ANCIEN SANATORIUM AU PARC ANIMALIER D'AUVERGNE

Construit à la fin du XIXème siècle mais n’ayant jamais accueilli de malades, l’ancien sanatorium abrite la deuxième plus grande colonie auvergnate de grands murins (Myotis myotis). Un millier de femelles mettent bas chaque année dans la même salle. Des petits rhinolophes (Rhinolophus hipposideros) et des murins de Daubenton (Myotis daubentonii) occupent également cette ruine ayant servi de carrière de pierre durant la Première guerre mondiale. Les visiteurs peuvent entendre les chiroptères mais l’accès à la bâtisse est interdit pour ne pas déranger ces mammifères étudiés par l’association Chauve-Souris Auvergne (photo Ph. Aquilon).

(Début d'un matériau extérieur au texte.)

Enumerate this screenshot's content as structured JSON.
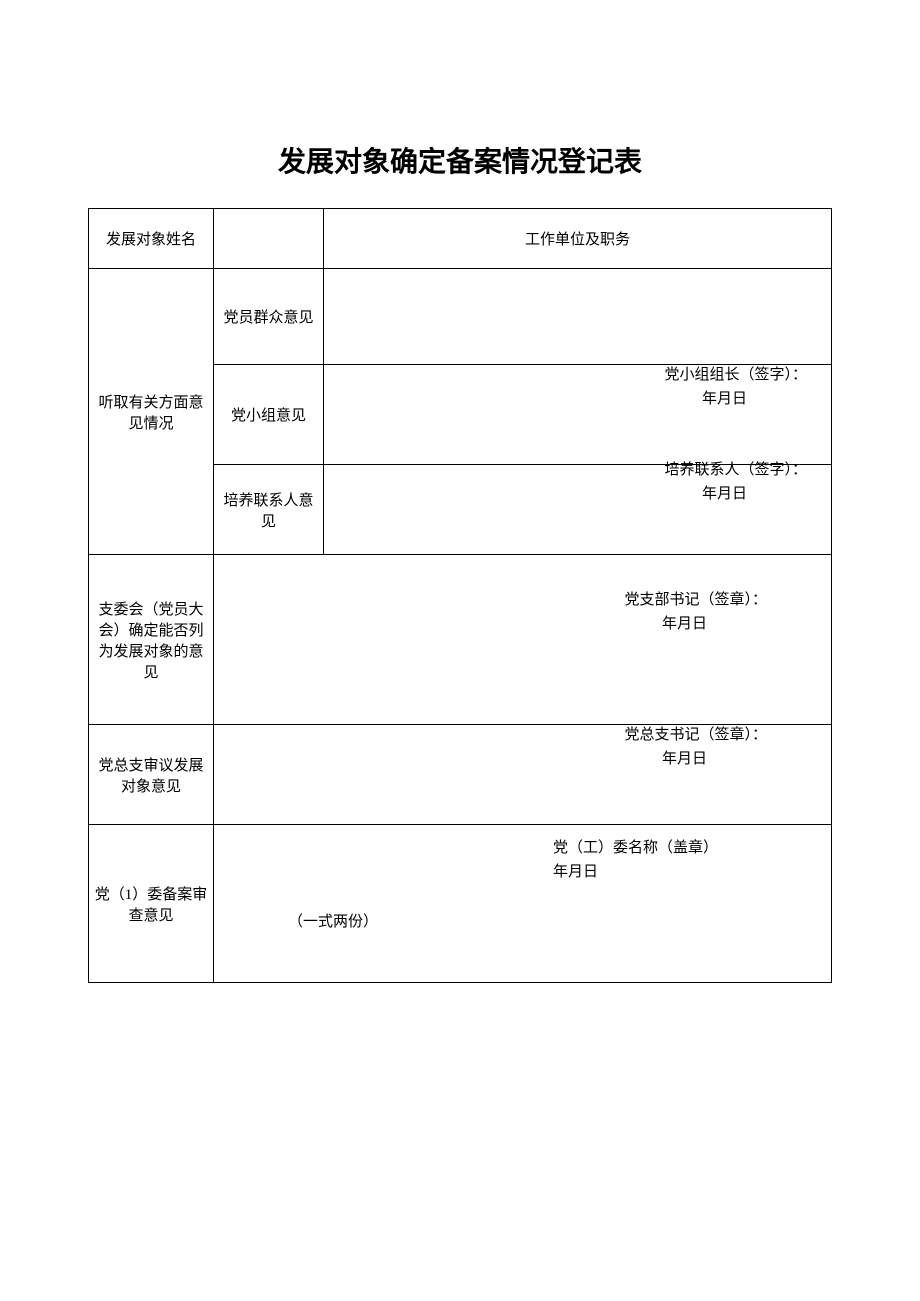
{
  "title": "发展对象确定备案情况登记表",
  "row1": {
    "label": "发展对象姓名",
    "work_label": "工作单位及职务"
  },
  "opinions": {
    "header": "听取有关方面意见情况",
    "sub1": "党员群众意见",
    "sub2": {
      "label": "党小组意见",
      "sig": "党小组组长（签字）：",
      "date": "年月日"
    },
    "sub3": {
      "label": "培养联系人意见",
      "sig": "培养联系人（签字）：",
      "date": "年月日"
    }
  },
  "committee": {
    "label": "支委会（党员大会）确定能否列为发展对象的意见",
    "sig": "党支部书记（签章）：",
    "date": "年月日"
  },
  "general_branch": {
    "label": "党总支审议发展对象意见",
    "sig": "党总支书记（签章）：",
    "date": "年月日"
  },
  "filing": {
    "label": "党（1）委备案审查意见",
    "copies": "（一式两份）",
    "sig": "党（工）委名称（盖章）",
    "date": "年月日"
  }
}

° Un parc et/ou un homme inspire(nt)-ils particulièrement votre vision du zoo de demain ?

Mon regard sur lesparcs zoologiques a changé après ma rencontre avec Pierre Gay, le directeur général du Bioparc de Doué-la-Fontaine. Ensuite, j’admire Emmanuel Mouton, le fondateur de la Réserve zoologique de Calviac. J’ai rarement vu un parc aussi imprégné des convictions philosophiques de son créateur.
À l’étranger, certains établissements m’impressionnent par leur inventivité, comme le zoo de Chester en Angleterre. Depuis des années, nous nous arrachons les cheveux pour innover dans notre approche pédagogique. Tout le monde sait que rares sont les visiteurs lisant les panneaux installés devant les enclos. Pour y remédier, le zoo anglais les a éclatés avec une simple fiche d’identité et plein de petites pancartes fourmillant d’anecdotes et posées tout autour de l’installation. Une façon intelligente et efficace de revisiter l’affichage.

Cette année, les responsables de ce parc ont réussi à convaincre la ville de Chester de s’approvisionner uniquement avec de l’huile de palme durable. Comment ne pas se sentir inspiré !

(*) Antongil Conservation, Arctictis Binturong Conservation (ABC), Barbary Macaque Conservation Awareness (BMAC), Big Life Foundation, Free The Bears, Giraffe Conservation Foundation (GCF), Initiative Corozal pour un Avenir Durable (CSFI), Kulanstep, Lowland Tapir Conservation Initiative (LTCI), Project Anoulak, Proyecto Caparo, Red Panda Network, Snow Leopard Trust et Wildcats Conservation Alliance.